🤖 AI Summary
Video large language models (Video-LLMs) struggle to accurately model temporal dynamics in time-sensitive video understanding (TSV) tasks. Method: This paper proposes GO-Tokenizer, a plug-and-play module that directly encodes spatial localization information of grounded objects (GOs) within frames into lightweight, compact visual tokens—bypassing noisy and length-intensive textual descriptions. GO-Tokenizer integrates GO features during pretraining and is compatible with arbitrary object detectors and Video-LLMs.

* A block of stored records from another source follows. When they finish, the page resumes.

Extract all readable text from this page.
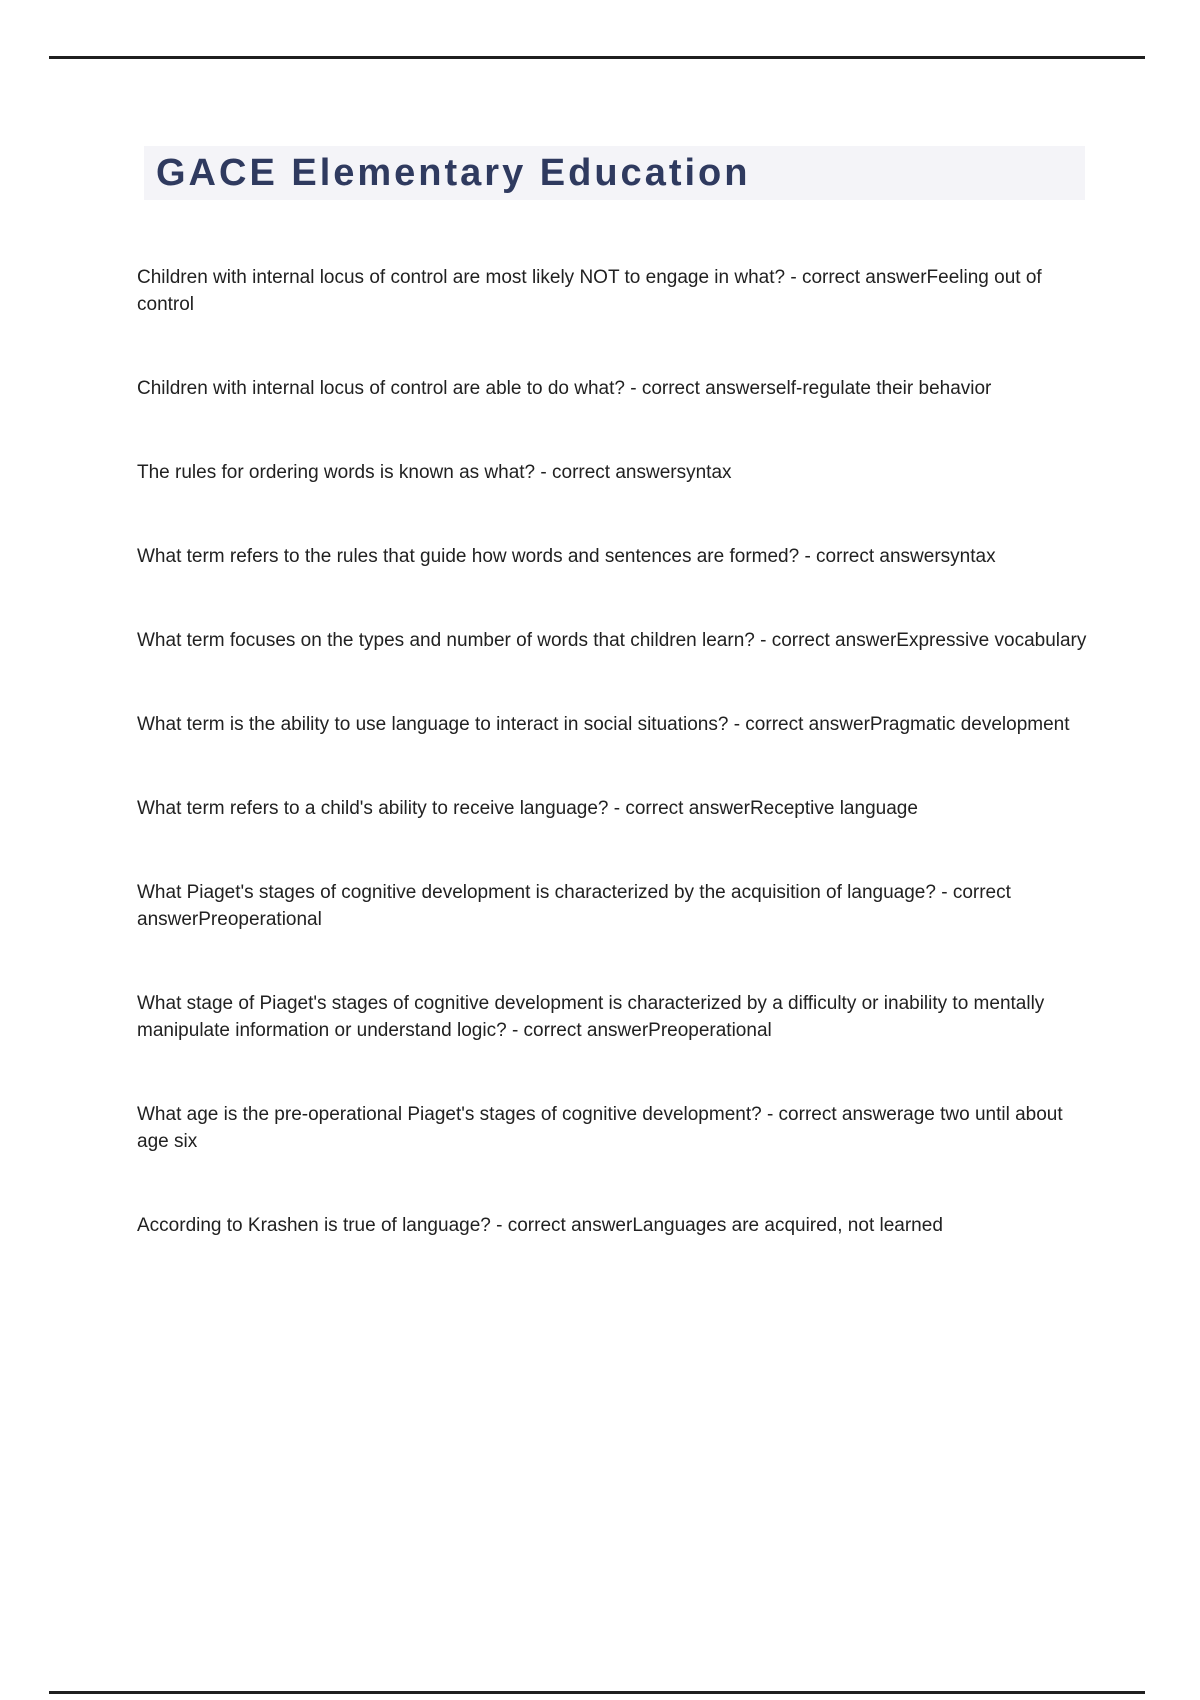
GACE Elementary Education

Children with internal locus of control are most likely NOT to engage in what? - correct answerFeeling out of control

Children with internal locus of control are able to do what? - correct answerself-regulate their behavior

The rules for ordering words is known as what? - correct answersyntax

What term refers to the rules that guide how words and sentences are formed? - correct answersyntax

What term focuses on the types and number of words that children learn? - correct answerExpressive vocabulary

What term is the ability to use language to interact in social situations? - correct answerPragmatic development

What term refers to a child's ability to receive language? - correct answerReceptive language

What Piaget's stages of cognitive development is characterized by the acquisition of language? - correct answerPreoperational

What stage of Piaget's stages of cognitive development is characterized by a difficulty or inability to mentally manipulate information or understand logic? - correct answerPreoperational

What age is the pre-operational Piaget's stages of cognitive development? - correct answerage two until about age six

According to Krashen is true of language? - correct answerLanguages are acquired, not learned
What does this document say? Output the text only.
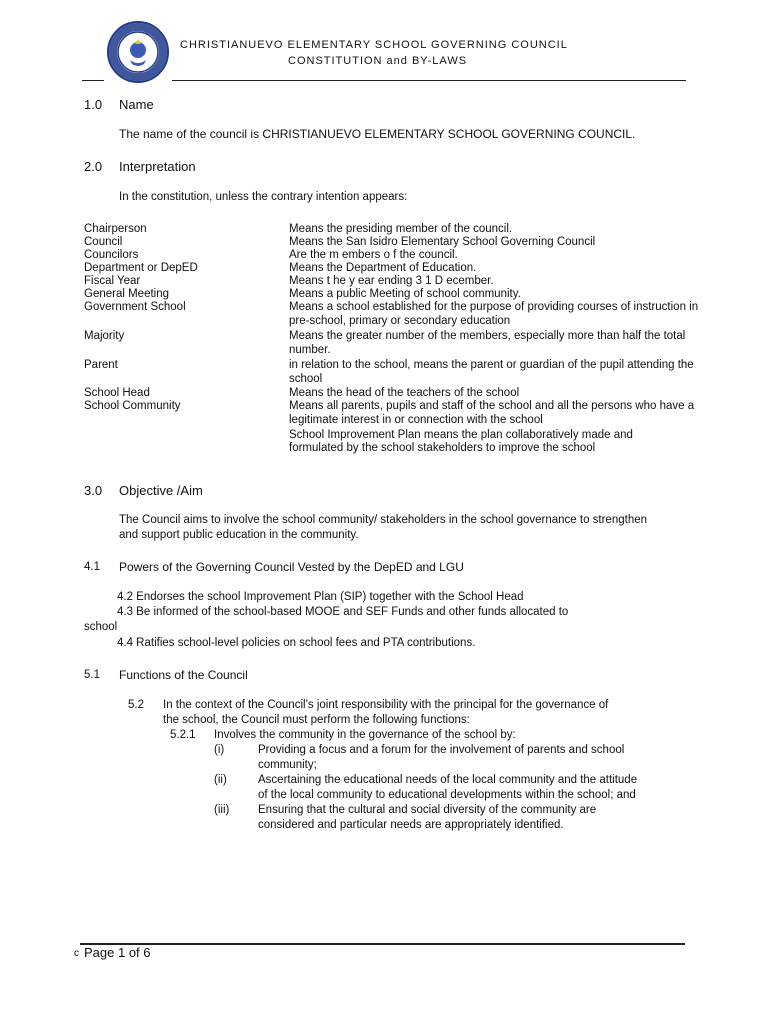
CHRISTIANUEVO ELEMENTARY SCHOOL GOVERNING COUNCIL
CONSTITUTION and BY-LAWS
1.0 Name
The name of the council is CHRISTIANUEVO ELEMENTARY SCHOOL GOVERNING COUNCIL.
2.0 Interpretation
In the constitution, unless the contrary intention appears:
Chairperson	Means the presiding member of the council.
Council	Means the San Isidro Elementary School Governing Council
Councilors	Are the m embers o f the council.
Department or DepED	Means the Department of Education.
Fiscal Year	Means t he y ear ending 3 1 D ecember.
General Meeting	Means a public Meeting of school community.
Government School	Means a school established for the purpose of providing courses of instruction in pre-school, primary or secondary education
Majority	Means the greater number of the members, especially more than half the total number.
Parent	in relation to the school, means the parent or guardian of the pupil attending the school
School Head	Means the head of the teachers of the school
School Community	Means all parents, pupils and staff of the school and all the persons who have a legitimate interest in or connection with the school
School Improvement Plan means the plan collaboratively made and
formulated by the school stakeholders to improve the school
3.0 Objective /Aim
The Council aims to involve the school community/ stakeholders in the school governance to strengthen
and support public education in the community.
4.1 Powers of the Governing Council Vested by the DepED and LGU
4.2 Endorses the school Improvement Plan (SIP) together with the School Head
4.3 Be informed of the school-based MOOE and SEF Funds and other funds allocated to
school
4.4 Ratifies school-level policies on school fees and PTA contributions.
5.1 Functions of the Council
5.2 In the context of the Council’s joint responsibility with the principal for the governance of
the school, the Council must perform the following functions:
5.2.1 Involves the community in the governance of the school by:
(i)	Providing a focus and a forum for the involvement of parents and school
community;
(ii)	Ascertaining the educational needs of the local community and the attitude
of the local community to educational developments within the school; and
(iii) Ensuring that the cultural and social diversity of the community are
considered and particular needs are appropriately identified.
c Page 1 of 6
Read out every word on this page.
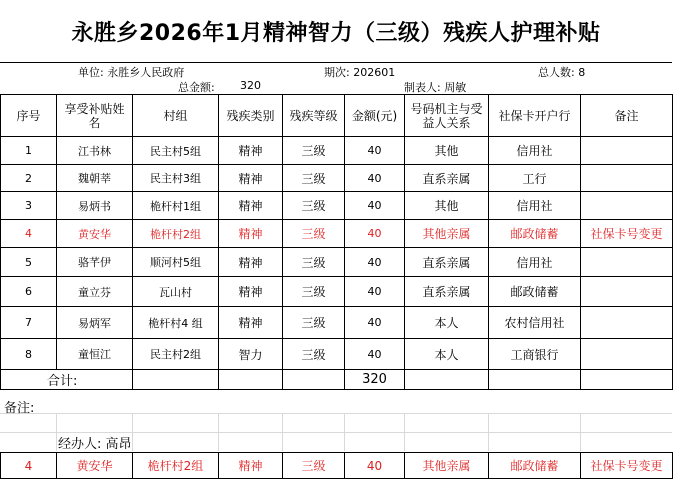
永胜乡2026年1月精神智力（三级）残疾人护理补贴
单位: 永胜乡人民政府	期次: 202601	总人数: 8
总金额: 320	制表人: 周敏
序号	享受补贴姓名	村组	残疾类别	残疾等级	金额(元)	号码机主与受益人关系	社保卡开户行	备注
1	江书林	民主村5组	精神	三级	40	其他	信用社	
2	魏朝莘	民主村3组	精神	三级	40	直系亲属	工行	
3	易炳书	桅杆村1组	精神	三级	40	其他	信用社	
4	黄安华	桅杆村2组	精神	三级	40	其他亲属	邮政储蓄	社保卡号变更
5	骆芊伊	顺河村5组	精神	三级	40	直系亲属	信用社	
6	童立芬	瓦山村	精神	三级	40	直系亲属	邮政储蓄	
7	易炳军	桅杆村4 组	精神	三级	40	本人	农村信用社	
8	童恒江	民主村2组	智力	三级	40	本人	工商银行	
合计:					320			
备注:
经办人: 高昂
4	黄安华	桅杆村2组	精神	三级	40	其他亲属	邮政储蓄	社保卡号变更
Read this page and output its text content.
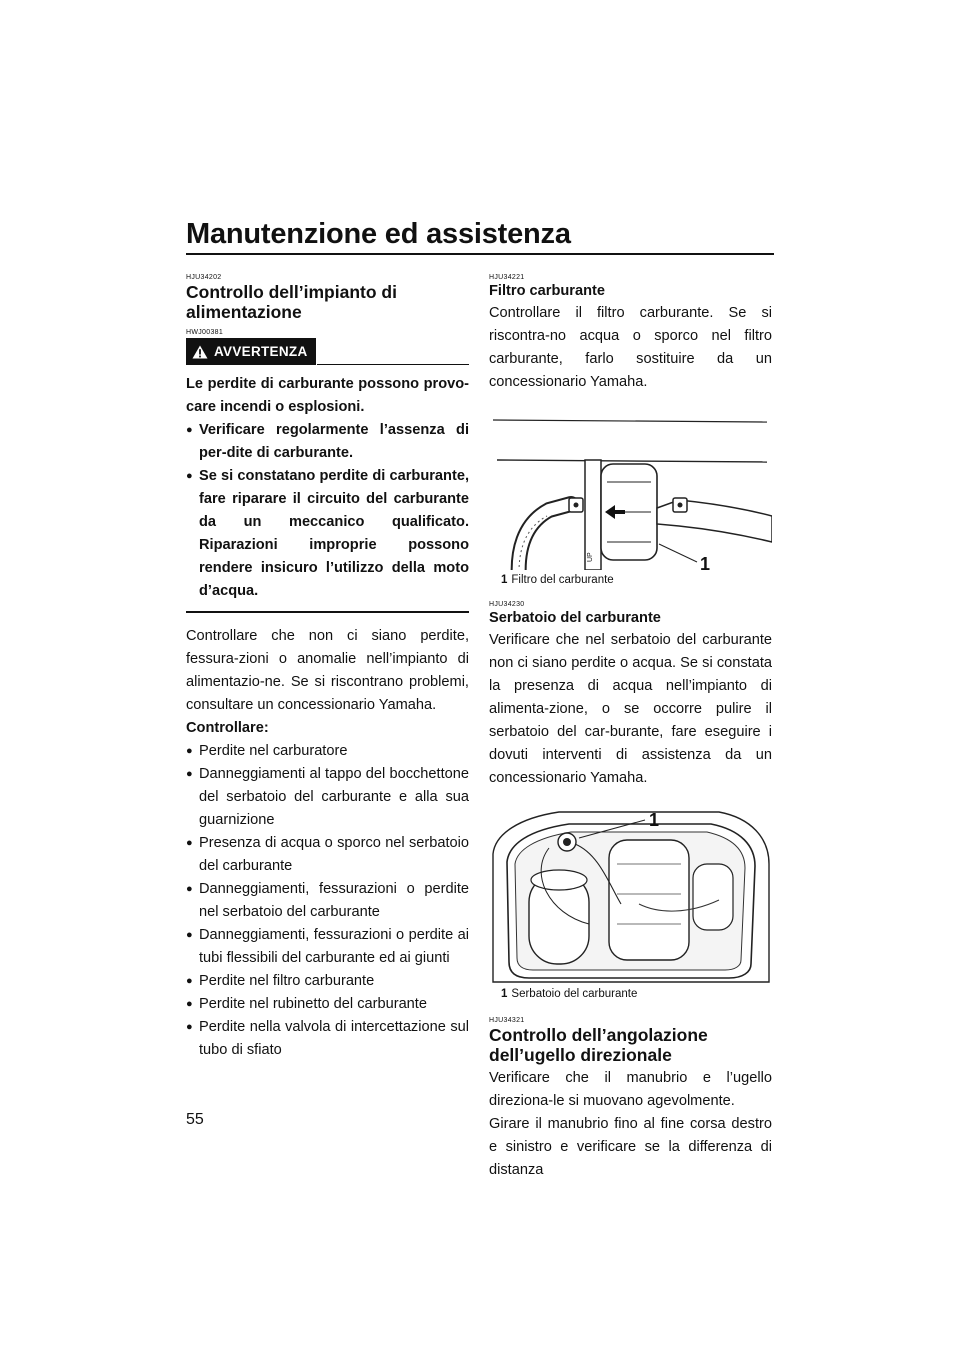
Manutenzione ed assistenza
55
HJU34202
Controllo dell’impianto di alimentazione
HWJ00381
AVVERTENZA

Le perdite di carburante possono provo-care incendi o esplosioni.

● Verificare regolarmente l’assenza di per-dite di carburante.
● Se si constatano perdite di carburante, fare riparare il circuito del carburante da un meccanico qualificato. Riparazioni improprie possono rendere insicuro l’utilizzo della moto d’acqua.

Controllare che non ci siano perdite, fessura-zioni o anomalie nell’impianto di alimentazio-ne. Se si riscontrano problemi, consultare un concessionario Yamaha.

Controllare:
● Perdite nel carburatore
● Danneggiamenti al tappo del bocchettone del serbatoio del carburante e alla sua guarnizione
● Presenza di acqua o sporco nel serbatoio del carburante
● Danneggiamenti, fessurazioni o perdite nel serbatoio del carburante
● Danneggiamenti, fessurazioni o perdite ai tubi flessibili del carburante ed ai giunti
● Perdite nel filtro carburante
● Perdite nel rubinetto del carburante
● Perdite nella valvola di intercettazione sul tubo di sfiato
HJU34221
Filtro carburante

Controllare il filtro carburante. Se si riscontra-no acqua o sporco nel filtro carburante, farlo sostituire da un concessionario Yamaha.

UP	1
1 Filtro del carburante
HJU34230
Serbatoio del carburante

Verificare che nel serbatoio del carburante non ci siano perdite o acqua. Se si constata la presenza di acqua nell’impianto di alimenta-zione, o se occorre pulire il serbatoio del car-burante, fare eseguire i dovuti interventi di assistenza da un concessionario Yamaha.

1
1 Serbatoio del carburante
HJU34321
Controllo dell’angolazione dell’ugello direzionale

Verificare che il manubrio e l’ugello direziona-le si muovano agevolmente.

Girare il manubrio fino al fine corsa destro e sinistro e verificare se la differenza di distanza
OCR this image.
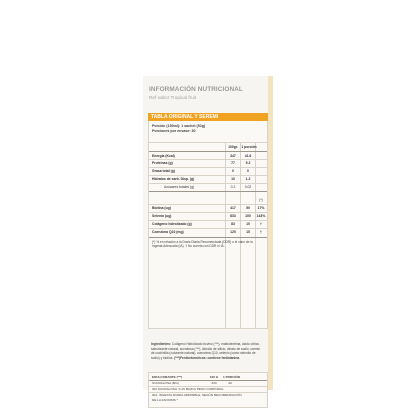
INFORMACIÓN NUTRICIONAL
Ref sabor Tropical fruit
TABLA ORIGINAL Y SEREMI
Porción (150ml): 1 sachet (52g)
Porciones por envase: 30
100gr.	1 porción
Energía (Kcal)	347	41.6
Proteínas (g)	77	9.2
Grasa total (g)	0	0
Hidratos de carb. Disp. (g)	10	1.2
Azúcares totales (g)	0.2	0.02
(*)
Biotina (ug)	417	50	17%
Selenio (ug)	833	100	143%
Colágeno hidrolizado (g)	83	10	†
Coenzima Q10 (mg)	125	15	†
(*) % en relación a la Dosis Diaria Recomendada (DDR) o el valor de la Ingesta Adecuada (IA). † No cuenta con DDR ni IA.
Ingredientes: Colágeno Hidrolizado bovino (***), maltodextrina, ácido cítrico, saborizante natural, sucralosa (***), dióxido de silicio, citrato de sodio, carmín de cochinilla (colorante natural), coenzima Q10, selenio (como selenito de sodio) y biotina. (***)Fenilcetonúricos: contiene fenilalanina.
EDULCORANTE (***)	100 G	1 PORCIÓN
SUCRALOSA (MG)	333	40
IDA SUCRALOSA: 0-15 MG/KG PESO CORPORAL
IDA: INGESTA DIARIA ADMISIBLE, SEGÚN RECOMENDACIÓN
DE LA FAO/OMS *
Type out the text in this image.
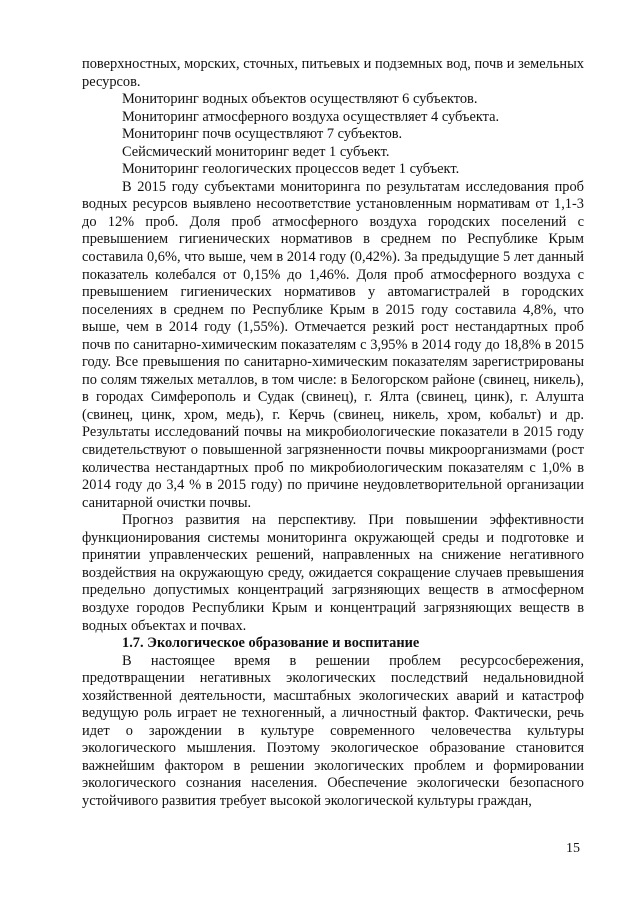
поверхностных, морских, сточных, питьевых и подземных вод, почв и земельных ресурсов.

Мониторинг водных объектов осуществляют 6 субъектов.

Мониторинг атмосферного воздуха осуществляет 4 субъекта.

Мониторинг почв осуществляют 7 субъектов.

Сейсмический мониторинг ведет 1 субъект.

Мониторинг геологических процессов ведет 1 субъект.

В 2015 году субъектами мониторинга по результатам исследования проб водных ресурсов выявлено несоответствие установленным нормативам от 1,1-3 до 12% проб. Доля проб атмосферного воздуха городских поселений с превышением гигиенических нормативов в среднем по Республике Крым составила 0,6%, что выше, чем в 2014 году (0,42%). За предыдущие 5 лет данный показатель колебался от 0,15% до 1,46%. Доля проб атмосферного воздуха с превышением гигиенических нормативов у автомагистралей в городских поселениях в среднем по Республике Крым в 2015 году составила 4,8%, что выше, чем в 2014 году (1,55%). Отмечается резкий рост нестандартных проб почв по санитарно-химическим показателям с 3,95% в 2014 году до 18,8% в 2015 году. Все превышения по санитарно-химическим показателям зарегистрированы по солям тяжелых металлов, в том числе: в Белогорском районе (свинец, никель), в городах Симферополь и Судак (свинец), г. Ялта (свинец, цинк), г. Алушта (свинец, цинк, хром, медь), г. Керчь (свинец, никель, хром, кобальт) и др. Результаты исследований почвы на микробиологические показатели в 2015 году свидетельствуют о повышенной загрязненности почвы микроорганизмами (рост количества нестандартных проб по микробиологическим показателям с 1,0% в 2014 году до 3,4 % в 2015 году) по причине неудовлетворительной организации санитарной очистки почвы.

Прогноз развития на перспективу. При повышении эффективности функционирования системы мониторинга окружающей среды и подготовке и принятии управленческих решений, направленных на снижение негативного воздействия на окружающую среду, ожидается сокращение случаев превышения предельно допустимых концентраций загрязняющих веществ в атмосферном воздухе городов Республики Крым и концентраций загрязняющих веществ в водных объектах и почвах.

1.7. Экологическое образование и воспитание

В настоящее время в решении проблем ресурсосбережения, предотвращении негативных экологических последствий недальновидной хозяйственной деятельности, масштабных экологических аварий и катастроф ведущую роль играет не техногенный, а личностный фактор. Фактически, речь идет о зарождении в культуре современного человечества культуры экологического мышления. Поэтому экологическое образование становится важнейшим фактором в решении экологических проблем и формировании экологического сознания населения. Обеспечение экологически безопасного устойчивого развития требует высокой экологической культуры граждан,

15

Contribution/Results: Extensive experiments demonstrate significant improvements over baselines and text-augmented methods on TSV tasks—including temporal localization reasoning and dense video captioning—across multiple datasets and model architectures. The results validate that explicit spatio-temporal alignment critically enhances the temporal awareness of Video-LLMs, establishing GO-Tokenizer as an effective and generalizable solution for temporally grounded video understanding.
📝 Abstract
We propose to improve the time-sensitive video understanding (TSV) capability of video large language models (Video-LLMs) with grounded objects (GO). We hypothesize that TSV tasks can benefit from GO within frames, which is supported by our preliminary experiments on LITA, a state-of-the-art Video-LLM for reasoning temporal localization. While augmenting prompts with textual description of these object annotations improves the performance of LITA, it also introduces extra token length and susceptibility to the noise in object level information. To address this, we propose GO-Tokenizer, a lightweight add-on module for Video-LLMs leveraging off-the-shelf object detectors to encode compact object information on the fly. Experimental results demonstrate that pretraining with GO-Tokenizer outperforms the vanilla Video-LLM and its counterpart utilizing textual description of objects in the prompt. The gain generalizes across different models, datasets and video understanding tasks such as reasoning temporal localization and dense captioning.